Face it: When your album is a sequel, you're basically trying to convince people your new album is good by reminding them you once made a great album.


Meanwhile, Waka has been doing press lately to build anticipation for his upcoming third album, Flockaveli 2. Slated to drop October 5, it'll (hopefully) be released on the three-year anniversary of his debut album. In other words, the album is a reset button: A way for Waka to get back to where he once was.

It's unfortunate that the album sequel gimmick has become so prevalent in hip-hop, but it does serve a purpose: It often denotes a fleeting career. Although the tactic has worked for Jay-Z and Raekwon (who did follow-ups to undisputed classics), when guys like Lloyd Banks do it, you start to get the feeling it's just a cheap marketing ploy. Face it: When your album is a sequel, you're basically trying to convince people your new album is good by reminding them you once made a great album.

"My second album I went so far left, when I was already right," said Waka, while chating with Montreality in the video above. "I wanted to show people I could conquer another genre of people. And I did it."

It's the last part that's unconvincing. Yes, Waka did try and diversify his catalog, it just didn't work. Despite his massive press run for the album, Triple F Life sold slightly less than his debut in its first week and didn't generate any hits on the scale of "No Hands." 
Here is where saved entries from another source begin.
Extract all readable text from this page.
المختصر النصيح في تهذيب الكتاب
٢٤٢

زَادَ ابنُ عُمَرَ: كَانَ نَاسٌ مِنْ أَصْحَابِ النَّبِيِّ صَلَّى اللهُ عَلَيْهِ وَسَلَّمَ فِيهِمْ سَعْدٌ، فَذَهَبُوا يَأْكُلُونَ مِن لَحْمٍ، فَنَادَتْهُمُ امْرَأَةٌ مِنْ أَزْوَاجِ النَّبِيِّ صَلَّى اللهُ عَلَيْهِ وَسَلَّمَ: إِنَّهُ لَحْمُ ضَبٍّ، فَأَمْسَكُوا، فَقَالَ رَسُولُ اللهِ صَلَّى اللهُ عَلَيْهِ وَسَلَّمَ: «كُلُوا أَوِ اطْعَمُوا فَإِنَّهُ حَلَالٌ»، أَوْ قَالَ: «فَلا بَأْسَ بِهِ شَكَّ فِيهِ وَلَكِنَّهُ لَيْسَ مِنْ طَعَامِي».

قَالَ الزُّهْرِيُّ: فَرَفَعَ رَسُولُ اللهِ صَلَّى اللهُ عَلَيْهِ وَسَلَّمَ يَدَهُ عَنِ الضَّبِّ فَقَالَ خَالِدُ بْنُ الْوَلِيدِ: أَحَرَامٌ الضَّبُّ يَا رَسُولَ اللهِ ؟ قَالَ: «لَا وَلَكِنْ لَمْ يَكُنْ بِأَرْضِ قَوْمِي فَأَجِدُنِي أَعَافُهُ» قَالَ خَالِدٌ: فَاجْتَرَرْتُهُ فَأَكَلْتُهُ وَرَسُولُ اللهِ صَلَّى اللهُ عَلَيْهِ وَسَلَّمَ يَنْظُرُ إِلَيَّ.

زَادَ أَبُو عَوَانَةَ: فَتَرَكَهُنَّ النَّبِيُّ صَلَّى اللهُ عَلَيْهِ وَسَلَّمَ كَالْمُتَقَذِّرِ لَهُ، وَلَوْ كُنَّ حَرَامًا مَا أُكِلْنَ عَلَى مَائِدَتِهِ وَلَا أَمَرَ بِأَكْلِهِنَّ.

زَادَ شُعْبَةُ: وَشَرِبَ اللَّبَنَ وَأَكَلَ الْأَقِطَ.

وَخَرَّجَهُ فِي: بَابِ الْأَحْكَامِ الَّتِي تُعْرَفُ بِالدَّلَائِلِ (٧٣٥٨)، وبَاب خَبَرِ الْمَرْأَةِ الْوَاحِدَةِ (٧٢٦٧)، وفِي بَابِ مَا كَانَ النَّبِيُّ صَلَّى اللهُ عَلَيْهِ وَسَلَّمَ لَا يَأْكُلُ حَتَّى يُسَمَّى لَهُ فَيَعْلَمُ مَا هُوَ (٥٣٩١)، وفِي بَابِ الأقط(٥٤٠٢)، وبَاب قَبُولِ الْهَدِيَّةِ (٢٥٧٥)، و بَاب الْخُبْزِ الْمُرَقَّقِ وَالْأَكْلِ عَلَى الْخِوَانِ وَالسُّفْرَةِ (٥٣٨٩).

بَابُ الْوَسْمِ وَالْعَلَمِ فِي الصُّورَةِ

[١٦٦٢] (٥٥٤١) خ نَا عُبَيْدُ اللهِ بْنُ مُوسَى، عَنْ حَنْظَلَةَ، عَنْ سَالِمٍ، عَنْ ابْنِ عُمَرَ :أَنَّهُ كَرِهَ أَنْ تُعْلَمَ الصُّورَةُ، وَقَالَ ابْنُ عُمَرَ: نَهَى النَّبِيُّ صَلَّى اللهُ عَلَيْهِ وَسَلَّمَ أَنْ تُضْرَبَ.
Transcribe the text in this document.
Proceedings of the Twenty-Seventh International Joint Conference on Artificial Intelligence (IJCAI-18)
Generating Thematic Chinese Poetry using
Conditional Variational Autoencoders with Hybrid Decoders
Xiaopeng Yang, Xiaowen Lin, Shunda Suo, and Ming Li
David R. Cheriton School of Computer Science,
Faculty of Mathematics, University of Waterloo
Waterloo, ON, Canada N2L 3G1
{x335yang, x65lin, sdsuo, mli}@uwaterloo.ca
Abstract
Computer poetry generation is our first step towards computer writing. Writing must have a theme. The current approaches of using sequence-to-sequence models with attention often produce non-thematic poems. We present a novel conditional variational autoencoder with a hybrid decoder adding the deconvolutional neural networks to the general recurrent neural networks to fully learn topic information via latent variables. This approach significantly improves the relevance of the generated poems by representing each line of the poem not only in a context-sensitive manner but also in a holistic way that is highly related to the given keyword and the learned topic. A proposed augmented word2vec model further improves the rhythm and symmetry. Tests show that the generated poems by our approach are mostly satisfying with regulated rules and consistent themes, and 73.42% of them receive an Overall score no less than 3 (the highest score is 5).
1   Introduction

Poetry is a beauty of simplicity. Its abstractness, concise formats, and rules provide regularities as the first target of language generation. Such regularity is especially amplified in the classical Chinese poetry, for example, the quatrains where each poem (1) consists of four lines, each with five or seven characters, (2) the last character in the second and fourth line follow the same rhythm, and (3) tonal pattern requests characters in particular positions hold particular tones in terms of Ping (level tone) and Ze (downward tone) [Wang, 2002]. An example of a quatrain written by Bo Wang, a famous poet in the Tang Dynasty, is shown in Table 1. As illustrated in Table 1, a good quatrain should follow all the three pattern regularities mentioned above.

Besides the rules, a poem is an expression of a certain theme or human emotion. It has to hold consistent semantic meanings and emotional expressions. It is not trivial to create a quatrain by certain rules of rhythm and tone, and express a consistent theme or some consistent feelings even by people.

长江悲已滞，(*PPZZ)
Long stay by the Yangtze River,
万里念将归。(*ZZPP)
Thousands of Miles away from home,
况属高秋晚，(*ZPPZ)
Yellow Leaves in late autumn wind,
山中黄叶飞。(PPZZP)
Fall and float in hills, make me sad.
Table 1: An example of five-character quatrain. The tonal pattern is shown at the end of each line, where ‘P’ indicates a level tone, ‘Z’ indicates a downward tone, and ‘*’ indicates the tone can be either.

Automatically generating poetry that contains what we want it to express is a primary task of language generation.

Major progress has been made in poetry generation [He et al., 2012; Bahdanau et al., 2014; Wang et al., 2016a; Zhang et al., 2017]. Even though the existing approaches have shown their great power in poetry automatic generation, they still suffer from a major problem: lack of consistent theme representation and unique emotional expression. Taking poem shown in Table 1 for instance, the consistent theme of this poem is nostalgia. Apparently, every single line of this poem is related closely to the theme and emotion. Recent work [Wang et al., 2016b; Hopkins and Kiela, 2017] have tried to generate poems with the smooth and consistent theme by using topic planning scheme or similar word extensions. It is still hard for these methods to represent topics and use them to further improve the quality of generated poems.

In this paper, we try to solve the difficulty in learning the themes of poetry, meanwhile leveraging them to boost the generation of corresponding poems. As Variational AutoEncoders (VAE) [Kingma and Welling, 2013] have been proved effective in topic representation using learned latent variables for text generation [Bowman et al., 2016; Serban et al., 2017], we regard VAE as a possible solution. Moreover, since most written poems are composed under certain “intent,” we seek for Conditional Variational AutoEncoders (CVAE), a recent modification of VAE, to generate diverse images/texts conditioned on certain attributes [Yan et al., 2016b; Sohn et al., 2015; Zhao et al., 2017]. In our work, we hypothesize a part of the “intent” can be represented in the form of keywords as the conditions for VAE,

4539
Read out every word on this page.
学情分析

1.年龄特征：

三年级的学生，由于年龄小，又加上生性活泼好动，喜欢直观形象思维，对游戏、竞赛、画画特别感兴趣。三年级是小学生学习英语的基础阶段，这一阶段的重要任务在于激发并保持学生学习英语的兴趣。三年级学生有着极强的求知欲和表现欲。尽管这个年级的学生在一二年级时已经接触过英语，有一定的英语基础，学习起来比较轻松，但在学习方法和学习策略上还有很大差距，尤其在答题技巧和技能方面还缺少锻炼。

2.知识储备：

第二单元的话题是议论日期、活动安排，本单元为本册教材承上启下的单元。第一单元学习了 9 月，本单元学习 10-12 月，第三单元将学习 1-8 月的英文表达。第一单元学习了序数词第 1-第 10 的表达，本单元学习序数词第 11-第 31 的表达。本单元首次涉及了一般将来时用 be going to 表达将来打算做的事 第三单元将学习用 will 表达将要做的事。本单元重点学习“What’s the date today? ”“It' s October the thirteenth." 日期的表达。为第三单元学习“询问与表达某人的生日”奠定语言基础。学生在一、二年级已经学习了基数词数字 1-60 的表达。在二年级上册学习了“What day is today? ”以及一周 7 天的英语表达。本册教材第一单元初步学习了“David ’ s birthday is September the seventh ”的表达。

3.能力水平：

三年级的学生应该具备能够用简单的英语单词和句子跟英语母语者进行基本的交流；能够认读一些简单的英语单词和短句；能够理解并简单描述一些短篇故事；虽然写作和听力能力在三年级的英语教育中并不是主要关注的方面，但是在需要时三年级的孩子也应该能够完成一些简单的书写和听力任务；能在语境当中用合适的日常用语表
"So now it's time to go back to the essense of music of how I started and what I created," said Waka. "It's time to claim what the fuck I started."

It's true: Waka Flocka Flame changed the sound of hip-hop (Don't believe us? Ask Rick Ross...or Kanye...or Chief Keef). But after abandoning it and trying to go for the crossover, he's trying to get back to where he started. 

We'll see if he can do it and manage to patch it up with Gucci. If and when he does light the streets up again, we're sure the time will be the right for another Gucci/Waka fallout and thus complete the trilogy of their feud.